Evaluation and self-report additionality.

As I have written before, I like the idea of making information about policy interventions more freely available. Partly because I think it's an important principle of open government but also because it allows for better policy evaluation.

I have been reminded of this in the past couple of months because, together with colleagues, I've been looking through quite a lot of government evaluation reports. One thing that has struck me as I have read through those reports is the willingness of people to rely on self-reported 'guesstimates' of additionality (i.e. what 'extra' happened as a result of the policy intervention). These are usually provided either by recipients of the money or by people directly involved in handing out the money.

Like many economists, I tend to take these with a pinch of salt. Partly this is because I have the economists natural distrust about asking people to evaluate the counterfactual - i.e. what would have happened in the absence of the grant. This is a very difficult thought experiment at the best of times and one that is surely made more difficult with policy evaluation because the people being asked are often receiving money (or some kind of benefit in kind) from the operation of the policy.

I get even more worried, however, when these self-reported additionality figures are used as the basis for comparisons across different policy areas or different types of recipients. Why should we expect a young unemployed worker assessing the additionality of a training scheme to give us numbers that can meaningfully be compared to those from a scheme supporting R&D? More subtly, even within schemes, why should we expect the answers to such questions to be the same across, say, small and large firms? Of course, one reason why the answers might differ is because the policy actually differs in terms of additionality for the different types of interventions etc. But more worrying is that the answers might differ depending on characteristics of the policy that have nothing to do with whether the policy has any impact on behaviour.
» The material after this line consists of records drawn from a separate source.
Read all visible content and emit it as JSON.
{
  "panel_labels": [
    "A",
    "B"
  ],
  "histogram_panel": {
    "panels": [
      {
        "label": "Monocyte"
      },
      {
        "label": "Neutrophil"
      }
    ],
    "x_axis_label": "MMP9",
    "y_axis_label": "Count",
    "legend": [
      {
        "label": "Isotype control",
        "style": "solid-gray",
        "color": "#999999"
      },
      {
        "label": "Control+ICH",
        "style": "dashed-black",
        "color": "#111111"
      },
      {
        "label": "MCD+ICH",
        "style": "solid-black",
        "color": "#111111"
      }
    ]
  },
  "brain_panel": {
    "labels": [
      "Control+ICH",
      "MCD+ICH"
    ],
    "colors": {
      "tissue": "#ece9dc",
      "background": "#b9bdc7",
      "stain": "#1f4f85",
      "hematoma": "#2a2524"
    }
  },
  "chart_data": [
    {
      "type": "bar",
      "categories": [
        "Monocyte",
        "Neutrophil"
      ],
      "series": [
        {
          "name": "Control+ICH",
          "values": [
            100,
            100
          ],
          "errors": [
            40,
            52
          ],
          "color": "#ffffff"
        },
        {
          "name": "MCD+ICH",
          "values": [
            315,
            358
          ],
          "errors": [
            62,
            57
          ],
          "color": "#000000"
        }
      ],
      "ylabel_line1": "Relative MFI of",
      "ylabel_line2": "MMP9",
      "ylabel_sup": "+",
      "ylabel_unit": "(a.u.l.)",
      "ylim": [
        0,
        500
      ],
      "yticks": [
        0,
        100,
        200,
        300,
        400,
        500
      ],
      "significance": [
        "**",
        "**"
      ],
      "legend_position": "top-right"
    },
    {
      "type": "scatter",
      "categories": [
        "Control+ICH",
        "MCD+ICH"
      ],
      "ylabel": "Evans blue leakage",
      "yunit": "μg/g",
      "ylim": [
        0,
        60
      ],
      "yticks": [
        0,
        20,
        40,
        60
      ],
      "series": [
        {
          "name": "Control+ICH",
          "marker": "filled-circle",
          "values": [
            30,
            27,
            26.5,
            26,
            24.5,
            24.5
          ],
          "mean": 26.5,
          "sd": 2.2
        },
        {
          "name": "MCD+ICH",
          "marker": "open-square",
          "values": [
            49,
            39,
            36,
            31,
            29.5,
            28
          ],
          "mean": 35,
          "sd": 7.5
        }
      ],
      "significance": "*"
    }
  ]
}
There doesn't seem to be a big literature unpacking this problem. I have a vague recollection of one paper (possibly by Heckman) which suggested that self-reported additionality tended to be positively correlated with things that were, somewhat worrying, negatively correlated with econometrically estimated additionality (based on what people do, not on what they say). But I don't know of many other references (and would be happy to receive some pointers).

In light of these concerns, it is a little depressing that such self-reported additionality appears to remain remarkably popular with many in the policy making community.